5. Invest in a smartphone gimbal stabilizer
Video stabilizers have come a long way in recent years and you can now purchase a handheld smartphone gimbal for as low as $70. They’re essentially glorified selfie sticks that allow you to shoot really smooth video footage while in motion and capture interesting angles. Smartphone gimbals are much easier to lug around than a traditional tripod and there are thousands of YouTube videos dedicated to gimbal moves that will lend your video some cinematic flair.
6. Buy an inexpensive lavalier microphone
The vast majority of video walkthroughs do not feature narration, but if you’re looking to personalize your tour, you might consider purchasing a lavalier (or lapel) microphone on the cheap. Using your phone or camera’s built-in microphone is not ideal, as it picks up a lot of background noise.

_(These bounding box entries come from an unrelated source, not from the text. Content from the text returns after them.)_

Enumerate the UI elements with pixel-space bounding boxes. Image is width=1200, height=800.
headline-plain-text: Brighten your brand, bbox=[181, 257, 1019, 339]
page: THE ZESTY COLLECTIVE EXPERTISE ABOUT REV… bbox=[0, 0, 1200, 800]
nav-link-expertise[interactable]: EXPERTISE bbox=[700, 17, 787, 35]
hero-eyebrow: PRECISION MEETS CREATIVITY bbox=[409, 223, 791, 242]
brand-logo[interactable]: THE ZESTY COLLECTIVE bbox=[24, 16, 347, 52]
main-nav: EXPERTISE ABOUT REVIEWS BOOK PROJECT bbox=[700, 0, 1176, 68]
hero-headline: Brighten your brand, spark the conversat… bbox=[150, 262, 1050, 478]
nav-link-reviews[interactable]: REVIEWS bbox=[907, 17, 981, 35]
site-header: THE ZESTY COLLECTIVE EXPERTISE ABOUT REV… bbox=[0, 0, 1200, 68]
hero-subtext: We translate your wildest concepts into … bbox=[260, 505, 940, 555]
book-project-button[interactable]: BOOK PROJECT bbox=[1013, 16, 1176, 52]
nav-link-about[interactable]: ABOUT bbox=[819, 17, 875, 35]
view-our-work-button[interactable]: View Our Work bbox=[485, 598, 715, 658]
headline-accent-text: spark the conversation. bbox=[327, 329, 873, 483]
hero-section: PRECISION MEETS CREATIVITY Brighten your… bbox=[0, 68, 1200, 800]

A lavalier microphone is unidirectional, meaning it hones in on the speaker.
There are several models that plug directly into your smartphone and you can use the Voice Memos app (or your app of choice) to record crisp, clear audio. If you tend to ramble or are short on time the day of the shoot, you might want to record the audio separately and follow a script.
Photo: James Bombales
7. Consider a wide-angle lens for your camera phone
A wide-angle lens allows you to capture a large space like a great room or kitchen without having to pan and also makes smaller rooms feel more spacious. If you have a newer Android or iPhone, you already have a great wide-angle lens built-in — just make sure you know how to zoom out properly.

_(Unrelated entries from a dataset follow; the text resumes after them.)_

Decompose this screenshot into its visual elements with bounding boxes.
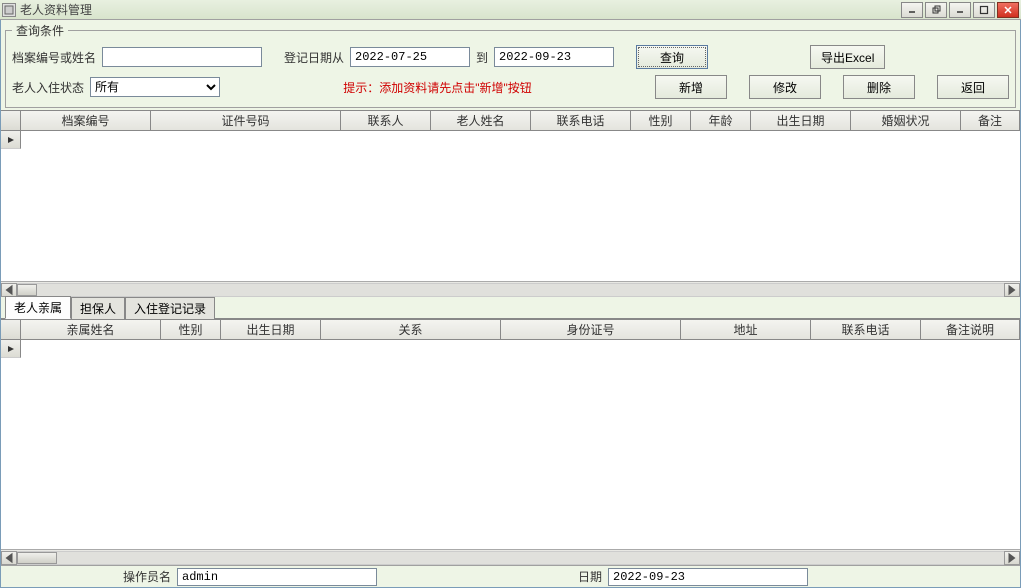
minimize2-button[interactable] [949,2,971,18]
scroll2-right-icon[interactable] [1004,551,1020,565]
hint-text: 提示：添加资料请先点击"新增"按钮 [226,79,649,96]
delete-button[interactable]: 删除 [843,75,915,99]
status-bar: 操作员名 日期 [1,565,1020,587]
col-phone[interactable]: 联系电话 [531,111,631,130]
col-contact[interactable]: 联系人 [341,111,431,130]
col2-gender[interactable]: 性别 [161,320,221,339]
app-icon [2,3,16,17]
col2-idno[interactable]: 身份证号 [501,320,681,339]
tab-checkin-log[interactable]: 入住登记记录 [125,297,215,319]
col-archive-no[interactable]: 档案编号 [21,111,151,130]
relatives-grid-header: 亲属姓名 性别 出生日期 关系 身份证号 地址 联系电话 备注说明 [1,320,1020,340]
maximize-button[interactable] [973,2,995,18]
add-button[interactable]: 新增 [655,75,727,99]
col-age[interactable]: 年龄 [691,111,751,130]
relatives-grid-body[interactable] [1,340,1020,549]
operator-field[interactable] [177,568,377,586]
export-excel-button[interactable]: 导出Excel [810,45,885,69]
status-date-field[interactable] [608,568,808,586]
window-title: 老人资料管理 [20,1,901,18]
id-or-name-input[interactable] [102,47,262,67]
col2-relation[interactable]: 关系 [321,320,501,339]
query-legend: 查询条件 [12,22,68,39]
status-date-label: 日期 [578,568,602,585]
search-button[interactable]: 查询 [636,45,708,69]
status-label: 老人入住状态 [12,79,84,96]
back-button[interactable]: 返回 [937,75,1009,99]
scroll2-thumb[interactable] [17,552,57,564]
grid2-gutter-header [1,320,21,339]
restore-button[interactable] [925,2,947,18]
close-button[interactable] [997,2,1019,18]
date-to-input[interactable] [494,47,614,67]
grid-gutter-header [1,111,21,130]
scroll-right-icon[interactable] [1004,283,1020,297]
tab-relatives[interactable]: 老人亲属 [5,296,71,319]
current-row-marker-2 [1,340,21,358]
minimize-button[interactable] [901,2,923,18]
date-from-label: 登记日期从 [284,49,344,66]
elderly-grid-header: 档案编号 证件号码 联系人 老人姓名 联系电话 性别 年龄 出生日期 婚姻状况 … [1,111,1020,131]
relatives-grid-hscroll[interactable] [1,549,1020,565]
scroll-left-icon[interactable] [1,283,17,297]
col-remark[interactable]: 备注 [961,111,1020,130]
scroll-thumb[interactable] [17,284,37,296]
col2-address[interactable]: 地址 [681,320,811,339]
date-to-label: 到 [476,49,488,66]
elderly-grid-hscroll[interactable] [1,281,1020,297]
col-birthdate[interactable]: 出生日期 [751,111,851,130]
col2-name[interactable]: 亲属姓名 [21,320,161,339]
query-fieldset: 查询条件 档案编号或姓名 登记日期从 到 查询 导出Excel 老人入住状态 所… [5,22,1016,108]
scroll2-left-icon[interactable] [1,551,17,565]
col-name[interactable]: 老人姓名 [431,111,531,130]
scroll2-track[interactable] [17,551,1004,565]
col2-remark[interactable]: 备注说明 [921,320,1020,339]
tab-guarantor[interactable]: 担保人 [71,297,125,319]
detail-tabs: 老人亲属 担保人 入住登记记录 [1,297,1020,319]
title-bar: 老人资料管理 [0,0,1021,20]
col2-phone[interactable]: 联系电话 [811,320,921,339]
current-row-marker [1,131,21,149]
relatives-grid: 亲属姓名 性别 出生日期 关系 身份证号 地址 联系电话 备注说明 [1,319,1020,565]
col-marital[interactable]: 婚姻状况 [851,111,961,130]
id-or-name-label: 档案编号或姓名 [12,49,96,66]
col-id-no[interactable]: 证件号码 [151,111,341,130]
col-gender[interactable]: 性别 [631,111,691,130]
date-from-input[interactable] [350,47,470,67]
operator-label: 操作员名 [123,568,171,585]
status-select[interactable]: 所有 [90,77,220,97]
elderly-grid-body[interactable] [1,131,1020,281]
scroll-track[interactable] [17,283,1004,297]
edit-button[interactable]: 修改 [749,75,821,99]
col2-birthdate[interactable]: 出生日期 [221,320,321,339]
elderly-grid: 档案编号 证件号码 联系人 老人姓名 联系电话 性别 年龄 出生日期 婚姻状况 … [1,110,1020,297]
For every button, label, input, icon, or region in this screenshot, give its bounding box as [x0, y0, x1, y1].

For older smartphones or those who want to be a little more creative with their shots, clip-on lens kits are readily available online. These usually come with a variety of lenses including wide-angle, fisheye and telephoto. But as is the case with DSLR cameras, not all lenses are created equal. Poor quality glass can distort the image, so make sure you choose a reliable brand. Olloclip and Moment are household names in smartphone photography and although they’re a bit pricier, they offer better quality visuals, durability and are compatible with multiple smartphones.
Photo: James Bombales, design by Karin Bennett Designs
8. Get creative with composition and close-ups
Wide-angle lenses are great for showcasing entire rooms, but when you’re selling a home, you also want to emphasize the design details, like a gooseneck faucet or cabinet hardware. Flex your creative muscles by applying the rule of thirds to your shots or experimenting with soft focus. Capture a mix of wide shots, pans and close-ups to make your video more dynamic and exciting.
9. Download the FiLMiC Pro app for iOS and Android
FiLMiC Pro is your phone’s built-in camera on steroids. For about $15, you can access DSLR-like settings that allow you to manually change the frame rate and shutter speed, monitor audio levels, lock in focus and exposure, adjust the white balance and much more.
We’re particularly fond of the ability to turn off the stabilization feature the newer iPhones are equipped with. If you’re using a smartphone gimbal, the iPhone OIS (optical image stabilization) will conflict with the stabilization that the gimbal provides, resulting in some Blair Witch Project-inspired camera shaking. Thankfully, FiLMiC Pro takes care of that issue.